Russian handball player (born 1996)

Yulia Markova (born 10 August 1996) is a Russian handball player for CSKA Moscow and the Russian national team.

==Club career==
===Dynamo Volgograd===
Markova started her handball career at her hometown club HC Dinamo Volgograd, where she won the Russian Championship in the 2013-14. The following seasons the team had to release a lot of key players for economic reasons. At the beginning of the 2017-18, she was elected captain of the team based on seniority, already at the age of 21.

===CSKA===
In 2019 she joined CSKA Moscow.
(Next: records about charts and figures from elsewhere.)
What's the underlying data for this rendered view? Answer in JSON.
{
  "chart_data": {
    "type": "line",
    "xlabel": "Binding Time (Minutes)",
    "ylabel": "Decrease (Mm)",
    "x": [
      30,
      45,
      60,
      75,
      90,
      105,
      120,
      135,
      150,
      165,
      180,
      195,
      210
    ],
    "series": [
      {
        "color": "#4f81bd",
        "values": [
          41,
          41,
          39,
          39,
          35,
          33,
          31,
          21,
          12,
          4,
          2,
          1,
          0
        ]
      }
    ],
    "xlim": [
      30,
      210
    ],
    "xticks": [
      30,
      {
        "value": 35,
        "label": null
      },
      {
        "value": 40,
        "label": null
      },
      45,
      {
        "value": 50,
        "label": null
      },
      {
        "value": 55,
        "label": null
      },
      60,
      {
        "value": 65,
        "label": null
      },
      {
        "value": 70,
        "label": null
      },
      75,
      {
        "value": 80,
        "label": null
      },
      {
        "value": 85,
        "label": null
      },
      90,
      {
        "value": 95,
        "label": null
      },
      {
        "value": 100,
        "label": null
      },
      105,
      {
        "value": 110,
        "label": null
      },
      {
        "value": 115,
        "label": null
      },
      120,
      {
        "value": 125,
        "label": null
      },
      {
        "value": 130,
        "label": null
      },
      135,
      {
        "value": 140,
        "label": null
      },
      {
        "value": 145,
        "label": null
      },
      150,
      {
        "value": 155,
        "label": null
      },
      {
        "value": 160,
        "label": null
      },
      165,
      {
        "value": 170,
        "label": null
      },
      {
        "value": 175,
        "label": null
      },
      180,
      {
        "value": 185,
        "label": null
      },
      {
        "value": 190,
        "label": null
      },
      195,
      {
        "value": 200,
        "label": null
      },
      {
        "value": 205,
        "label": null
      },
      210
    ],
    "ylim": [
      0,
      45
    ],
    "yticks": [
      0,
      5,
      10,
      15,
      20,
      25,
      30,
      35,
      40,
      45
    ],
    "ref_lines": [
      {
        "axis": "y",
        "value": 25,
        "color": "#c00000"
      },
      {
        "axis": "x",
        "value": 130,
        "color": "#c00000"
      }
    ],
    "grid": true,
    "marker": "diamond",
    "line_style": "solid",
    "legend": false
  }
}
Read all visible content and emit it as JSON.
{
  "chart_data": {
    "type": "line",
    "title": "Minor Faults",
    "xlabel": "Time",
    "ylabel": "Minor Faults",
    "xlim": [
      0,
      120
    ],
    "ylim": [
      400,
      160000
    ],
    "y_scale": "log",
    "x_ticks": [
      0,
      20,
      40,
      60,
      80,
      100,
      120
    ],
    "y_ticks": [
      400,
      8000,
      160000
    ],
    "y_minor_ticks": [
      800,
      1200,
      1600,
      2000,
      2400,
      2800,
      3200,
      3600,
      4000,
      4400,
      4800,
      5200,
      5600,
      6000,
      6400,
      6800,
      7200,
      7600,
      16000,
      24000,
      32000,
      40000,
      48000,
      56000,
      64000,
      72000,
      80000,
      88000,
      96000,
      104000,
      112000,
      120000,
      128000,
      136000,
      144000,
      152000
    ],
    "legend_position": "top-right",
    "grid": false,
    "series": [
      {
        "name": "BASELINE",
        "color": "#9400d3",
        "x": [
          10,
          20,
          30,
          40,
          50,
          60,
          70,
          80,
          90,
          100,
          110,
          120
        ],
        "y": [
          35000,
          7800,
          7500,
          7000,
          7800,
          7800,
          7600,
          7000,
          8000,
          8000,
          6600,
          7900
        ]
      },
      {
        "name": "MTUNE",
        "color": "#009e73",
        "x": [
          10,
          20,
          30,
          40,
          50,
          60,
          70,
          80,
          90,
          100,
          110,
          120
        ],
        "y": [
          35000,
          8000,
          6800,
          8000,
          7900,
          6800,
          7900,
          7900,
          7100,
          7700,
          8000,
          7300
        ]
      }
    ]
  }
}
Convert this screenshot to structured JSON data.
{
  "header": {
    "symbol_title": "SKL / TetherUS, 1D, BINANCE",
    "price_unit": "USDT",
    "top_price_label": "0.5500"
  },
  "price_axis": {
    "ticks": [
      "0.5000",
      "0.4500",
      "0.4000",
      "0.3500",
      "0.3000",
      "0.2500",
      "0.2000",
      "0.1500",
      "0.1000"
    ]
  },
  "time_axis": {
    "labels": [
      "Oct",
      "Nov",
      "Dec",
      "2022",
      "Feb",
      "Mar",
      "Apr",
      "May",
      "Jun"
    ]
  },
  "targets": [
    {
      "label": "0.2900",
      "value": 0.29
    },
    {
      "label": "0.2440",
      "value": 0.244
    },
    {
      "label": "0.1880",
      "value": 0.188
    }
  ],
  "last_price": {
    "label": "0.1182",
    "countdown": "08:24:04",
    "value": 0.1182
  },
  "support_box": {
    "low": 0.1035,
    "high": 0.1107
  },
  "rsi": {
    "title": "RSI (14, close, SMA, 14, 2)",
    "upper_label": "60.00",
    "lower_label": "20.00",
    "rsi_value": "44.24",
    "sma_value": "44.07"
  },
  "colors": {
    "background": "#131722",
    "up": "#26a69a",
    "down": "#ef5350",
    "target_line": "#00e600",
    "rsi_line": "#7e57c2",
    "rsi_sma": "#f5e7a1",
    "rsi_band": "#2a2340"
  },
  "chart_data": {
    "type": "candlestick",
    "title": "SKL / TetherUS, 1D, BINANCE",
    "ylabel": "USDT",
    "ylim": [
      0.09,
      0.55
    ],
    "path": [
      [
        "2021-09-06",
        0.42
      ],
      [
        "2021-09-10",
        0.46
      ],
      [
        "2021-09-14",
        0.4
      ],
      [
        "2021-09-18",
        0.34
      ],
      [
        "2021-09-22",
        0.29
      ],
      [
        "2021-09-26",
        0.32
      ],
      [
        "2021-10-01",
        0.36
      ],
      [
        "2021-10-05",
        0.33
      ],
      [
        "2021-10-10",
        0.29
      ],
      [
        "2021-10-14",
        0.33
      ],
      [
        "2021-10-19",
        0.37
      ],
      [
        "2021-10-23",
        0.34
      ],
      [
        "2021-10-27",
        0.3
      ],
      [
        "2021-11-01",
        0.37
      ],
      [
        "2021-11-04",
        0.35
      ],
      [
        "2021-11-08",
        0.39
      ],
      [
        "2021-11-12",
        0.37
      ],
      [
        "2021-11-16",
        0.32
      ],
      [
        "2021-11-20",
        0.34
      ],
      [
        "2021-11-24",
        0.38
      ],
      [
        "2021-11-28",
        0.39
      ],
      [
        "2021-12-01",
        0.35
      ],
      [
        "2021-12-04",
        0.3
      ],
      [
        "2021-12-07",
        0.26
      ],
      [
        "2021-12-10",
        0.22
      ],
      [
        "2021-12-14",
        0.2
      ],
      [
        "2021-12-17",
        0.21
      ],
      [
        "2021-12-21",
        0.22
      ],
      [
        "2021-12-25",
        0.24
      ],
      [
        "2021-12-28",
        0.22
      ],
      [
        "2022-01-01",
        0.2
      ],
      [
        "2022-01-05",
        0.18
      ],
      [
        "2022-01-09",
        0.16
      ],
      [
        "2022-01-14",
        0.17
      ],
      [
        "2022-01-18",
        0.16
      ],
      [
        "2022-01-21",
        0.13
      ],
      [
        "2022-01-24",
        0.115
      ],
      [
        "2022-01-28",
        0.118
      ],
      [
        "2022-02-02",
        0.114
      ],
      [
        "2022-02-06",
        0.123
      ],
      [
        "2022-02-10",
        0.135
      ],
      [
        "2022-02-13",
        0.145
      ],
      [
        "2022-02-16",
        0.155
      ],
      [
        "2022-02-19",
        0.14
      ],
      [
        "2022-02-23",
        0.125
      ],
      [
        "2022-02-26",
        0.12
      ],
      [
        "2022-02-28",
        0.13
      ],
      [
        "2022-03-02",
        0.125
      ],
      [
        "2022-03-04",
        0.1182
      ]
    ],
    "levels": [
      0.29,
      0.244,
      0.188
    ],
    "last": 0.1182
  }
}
Here she won the Russian championship in 2021. The same season they reached the final four of the Champions League, where they lost to eventual winners Vipers Kristiansand.
In the following seasons she won the 2022, 2023 and 2024 Russian Championships and the 2023, 2024 and 2025 Russian cup.

==National team==
Markova played at various Russian youth teams where she won silver medals at the 2013 European Women's U-17 Handball Championship, 2013 European Youth Summer Olympic Festival, 2014 Summer Youth Olympic, 2015 Women's U-19 European Handball Championship, 2016 Women's Junior World Handball Championship.

She made he debut for the Russian senior team in 2017. The same year she was selected to represent Russia at the 2017 World Women's Handball Championship.